Lotus in January confirmed the Elise, Exige and Evora sports cars would all be phased out in 2021, to be replaced by a new series of sports cars starting with the Type 131 (code name) arriving in 2022.
The existing trio has been a mainstay of the automotive world, with the Elise having arrived in its original form all the way back in 1996. The Exige isn’t much younger, having arrived just five years after its little brother.
To mark the end of their run, Lotus is celebrating with a series of special-edition models. The automaker revealed the first of these on Monday, based on the Elise and Exige sports cars sold overseas. A special version of the Evora sold here in the United States should be announced at a later date.
2021 Lotus Elise Sport 240 Final Edition
The special Elise and Exige are known as the Final Editions, and there are five all up: Elise Sport 240, Elise Cup 250, Exige Sport 390, Exige Sport 420 and Exige Cup 430. They’re characterized by their increased performance, design upgrades, and new colors.
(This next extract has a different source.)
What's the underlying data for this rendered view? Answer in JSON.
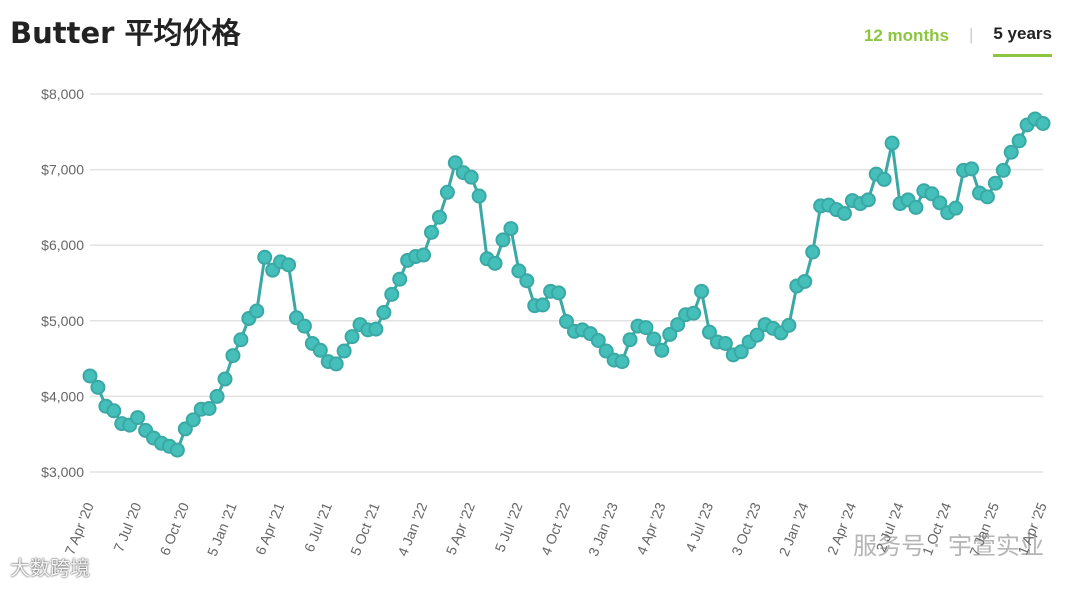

The most potent of these is the Exige Cup 430 Final Edition, which packs a 3.5-liter supercharged V-6 good for 430 hp. The car features carbon-fiber aerodynamic elements which help to deliver a total 377 pounds of downforce, and this is joined by AP Racing brakes and a high-flow titanium exhaust system. The suspension features three-way adjustable dampers from Nitron, and attached at each hub are forged alloy wheels (17-inch front and 18 rear) wrapped in Michelin Pilot Sport Cup 2 tires.
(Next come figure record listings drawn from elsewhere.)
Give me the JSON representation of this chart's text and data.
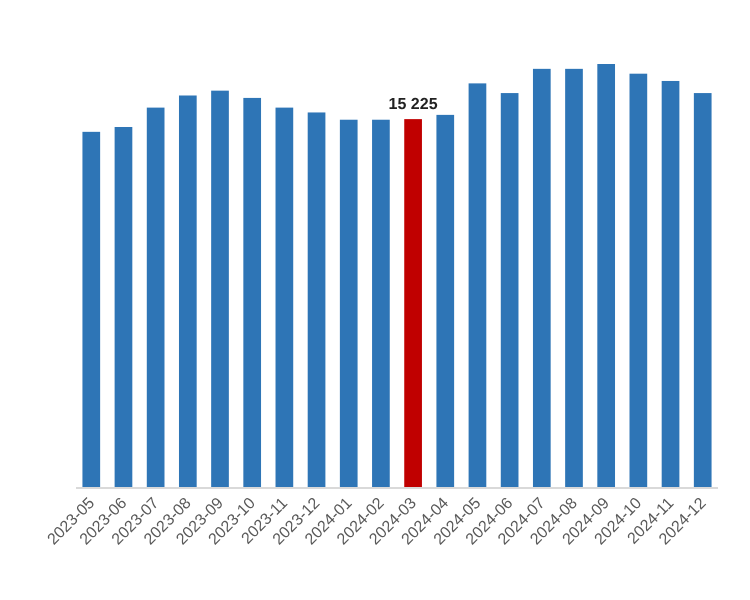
{
  "chart_data": {
    "type": "bar",
    "categories": [
      "2023-05",
      "2023-06",
      "2023-07",
      "2023-08",
      "2023-09",
      "2023-10",
      "2023-11",
      "2023-12",
      "2024-01",
      "2024-02",
      "2024-03",
      "2024-04",
      "2024-05",
      "2024-06",
      "2024-07",
      "2024-08",
      "2024-09",
      "2024-10",
      "2024-11",
      "2024-12"
    ],
    "values": [
      14700,
      14900,
      15700,
      16200,
      16400,
      16100,
      15700,
      15500,
      15200,
      15200,
      15225,
      15400,
      16700,
      16300,
      17300,
      17300,
      17500,
      17100,
      16800,
      16300
    ],
    "colors": [
      "#2e75b6",
      "#2e75b6",
      "#2e75b6",
      "#2e75b6",
      "#2e75b6",
      "#2e75b6",
      "#2e75b6",
      "#2e75b6",
      "#2e75b6",
      "#2e75b6",
      "#c00000",
      "#2e75b6",
      "#2e75b6",
      "#2e75b6",
      "#2e75b6",
      "#2e75b6",
      "#2e75b6",
      "#2e75b6",
      "#2e75b6",
      "#2e75b6"
    ],
    "value_labels": [
      null,
      null,
      null,
      null,
      null,
      null,
      null,
      null,
      null,
      null,
      "15 225",
      null,
      null,
      null,
      null,
      null,
      null,
      null,
      null,
      null
    ],
    "data_labels": false
  }
}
In terms of special colors, Lotus has chosen hues that were featured on cars at special moments in the company’s history. For example, the Elise special editions can be ordered in Azure Blue, the color featured on the Elise in photos supplied to the media in 1996. Another example is Metallic White which is being offered on the Exige specials, the same color that featured on the first V-6-powered Exige unveiled at the 2011 Frankfurt International Motor Show.
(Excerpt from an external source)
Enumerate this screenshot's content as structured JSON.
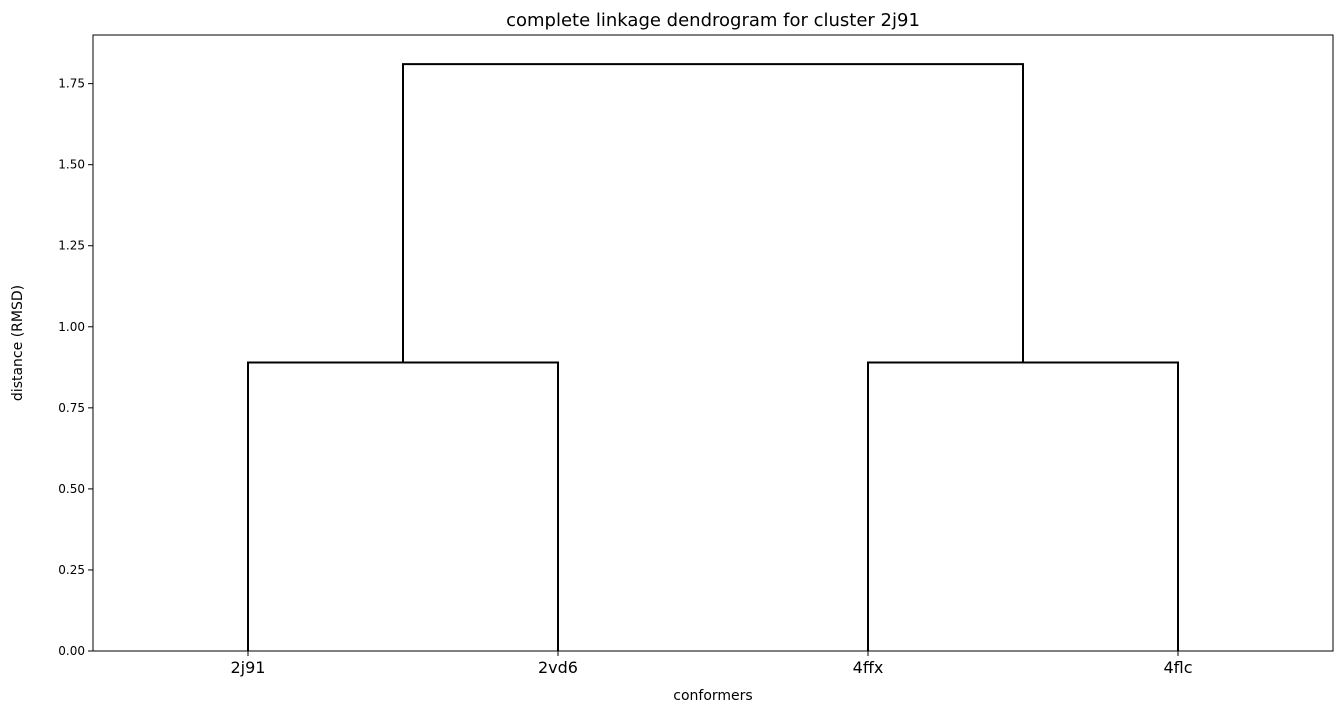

2021 Lotus Exige Sport 390 Final Edition
When the Elise, Exige and Evora are finally phased out at the end of the year, their combined production total will be in the region of 55,000 cars, or more than half of all Lotus road cars built since the company’s first in 1948.
As for the future of Lotus, the company will launch a handful of sports cars based on a modified version of its aluminum platform underpinning the current range, starting with the aforementioned Type 131.
Eventually, Lotus plans to go the full-electric route. In addition to the limited-edition Evija hypercar, Lotus in January said it will jointly develop an electric sports car with France’s Alpine. The company is also known to be working on an SUV that will most likely be based on a dedicated EV platform borrowed from Geely. The SUV will be built at a plant in Wuhan, China, with Lotus keeping its U.K. production for sports cars only.